Résistance au changement, blocages interinstitutionnels, communication défaillante : les cadres de l’administration sénégalaise ont dressé un tableau sans concession des obstacles à la transformation de l’État voulue par le pouvoir
En collaboration avec la Fondation pour le renforcement des capacités en Afrique (ACBF), le ministère de l’économie, du Plan et de la coopération (MEPC) a procédé hier au lancement officiel de la deuxième cohorte du programme d’excellence en leadership dans le secteur public africain (LEAPS) pour la période 2025/2026. Profitant de cette tribune, des cadres de l’administration sénégalaise ont passé au peigne fin les défis liés à la gestion des finances publiques et au changement systémique prôné par le nouveau régime.
Porté au pouvoir en 2024, le président Bassirou Diomaye Faye a initié une transformation systémique de l’État à travers une réforme ambitieuse des finances publiques et un plan de renouvellement économique et social. Suite à l’audit des finances publiques qui a révélé un déficit budgétaire évalué à 12,3 milliards et une dette publique de 4,9 milliards, les autorités ont lancé un programme d’ajustement destiné à ramener les comptes publics aux standards internationaux. Mais à l’épreuve du terrain, cette mutation se heurte à de nombreux obstacles structurels. Il s’agit, selon Baye Samba Diop de l’Arcop, d’une résistance persistante au changement.
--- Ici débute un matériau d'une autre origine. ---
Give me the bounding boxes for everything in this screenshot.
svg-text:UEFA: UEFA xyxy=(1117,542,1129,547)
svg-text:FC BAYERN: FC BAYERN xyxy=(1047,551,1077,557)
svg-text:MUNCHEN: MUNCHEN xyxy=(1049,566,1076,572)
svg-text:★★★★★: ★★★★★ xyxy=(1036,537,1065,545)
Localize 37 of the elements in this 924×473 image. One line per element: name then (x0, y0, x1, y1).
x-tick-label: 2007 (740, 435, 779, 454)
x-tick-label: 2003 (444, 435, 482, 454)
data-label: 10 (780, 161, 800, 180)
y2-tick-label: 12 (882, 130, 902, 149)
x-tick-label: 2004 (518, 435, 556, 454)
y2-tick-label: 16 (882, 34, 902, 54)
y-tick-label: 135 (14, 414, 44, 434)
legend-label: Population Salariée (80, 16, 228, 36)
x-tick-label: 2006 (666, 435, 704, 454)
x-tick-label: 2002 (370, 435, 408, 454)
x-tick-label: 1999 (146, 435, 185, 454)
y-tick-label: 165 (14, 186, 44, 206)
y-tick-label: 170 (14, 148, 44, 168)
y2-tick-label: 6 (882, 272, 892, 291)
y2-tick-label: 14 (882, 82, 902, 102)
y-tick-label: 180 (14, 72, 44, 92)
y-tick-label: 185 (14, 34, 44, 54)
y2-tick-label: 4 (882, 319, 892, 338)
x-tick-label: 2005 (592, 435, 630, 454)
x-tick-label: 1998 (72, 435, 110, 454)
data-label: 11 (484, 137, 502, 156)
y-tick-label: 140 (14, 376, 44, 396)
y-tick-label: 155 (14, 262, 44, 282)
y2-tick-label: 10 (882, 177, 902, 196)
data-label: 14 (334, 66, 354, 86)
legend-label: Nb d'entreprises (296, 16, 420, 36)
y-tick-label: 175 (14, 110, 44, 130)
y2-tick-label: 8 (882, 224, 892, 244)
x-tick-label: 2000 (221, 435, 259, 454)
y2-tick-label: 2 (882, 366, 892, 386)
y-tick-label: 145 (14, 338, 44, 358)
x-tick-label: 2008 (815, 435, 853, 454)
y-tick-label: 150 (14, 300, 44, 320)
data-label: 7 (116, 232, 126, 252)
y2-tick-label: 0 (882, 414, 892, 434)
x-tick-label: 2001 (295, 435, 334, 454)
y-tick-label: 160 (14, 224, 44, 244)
De l’avis de ce récipiendaire de la première cohorte du programme d’excellence en leadership dans le secteur public africain (LEAPS), les services administratifs, souvent attachés à des pratiques anciennes, peinent à intégrer les nouveaux mécanismes de gestion et les réformes structurelles engagées.
À l’en croire, le succès du management du changement dépendra d’une meilleure appropriation des nouvelles procédures et d’un leadership fort, mobilisateur et inclusif. Autrement dit, sans adhésion interne, les réformes risquent de rester au stade du discours. A ce défi s’ajoute celui de la collaboration interinstitutionnelle. Bien que le pouvoir exécutif, le législatif et le judiciaire affichent leur volonté d’avancer ensemble, M. Diop relève que les divergences organisationnelles freinent la dynamique. De même que les enjeux de pouvoir, les intérêts contradictoires et les lourdeurs juridiques qui entravent l’action commune.
Pour y remédier, il recommande d’instaurer une stratégie claire de coopération, fondée sur la confiance, la concertation et la transparence dans la conduite des réformes. Enfin, la communication apparaît comme un levier négligé mais essentiel. La méfiance du public à l’égard des annonces officielles et la faible valorisation des outils numériques fragilisent, selon toujours ce cadre de l’administration, la portée des réformes. Il appelle ainsi à une stratégie globale de communication publique, adaptée aux différents publics et fondée sur la pédagogie, la réactivité et la proximité.
L’usage accru des réseaux sociaux et des plateformes digitales est également recommandé pour renforcer la transparence et la participation citoyenne. Présidant la cérémonie de remise d’attestation aux 18 récipiendaires, le représentant du ministère de l’Économie, du Plan et de la Coopération, Alaya Ouarmé souligne que le LEAPS constitue un levier stratégique pour accompagner la conduite du changement dans le secteur des finances publiques et pour accélérer la mise en œuvre des objectifs inscrits dans l’Agenda national de transformation Sénégal 2050, ainsi que dans la stratégie nationale de développement (SND) pour la période 2025-2029.
D’où la nécessité pour lui de doter nos cadres supérieurs de compétences techniques et managériales à la hauteur des défis actuels. À l’en croire, le LEAPS incarne l’ambition des plus hautes autorités de l’État de promouvoir un leadership public de qualité, orienté vers la performance, la responsabilité et l’innovation.
En ce sens qu’il offre une approche holistique du développement du leadership, incluant le perfectionnement personnel, la dynamique des équipes, les stratégies organisationnelles, ainsi qu’une compréhension approfondie et appliquée de l’écosystème de la gestion des finances publiques. Il faut souligner qu’après la remise des attestations aux 18 récipiendaires de la 1ère cohorte du programme de «Leadership Excellence in Africa’s Public Sector», une deuxième cohorte a été lancée avec 90 participants représentant six pays dont la Côte d’Ivoire, le Ghana, le Kenya, le Sénégal, le Zimbabwe, et désormais le Nigeria qui rejoint le programme avec quinze participants par pays.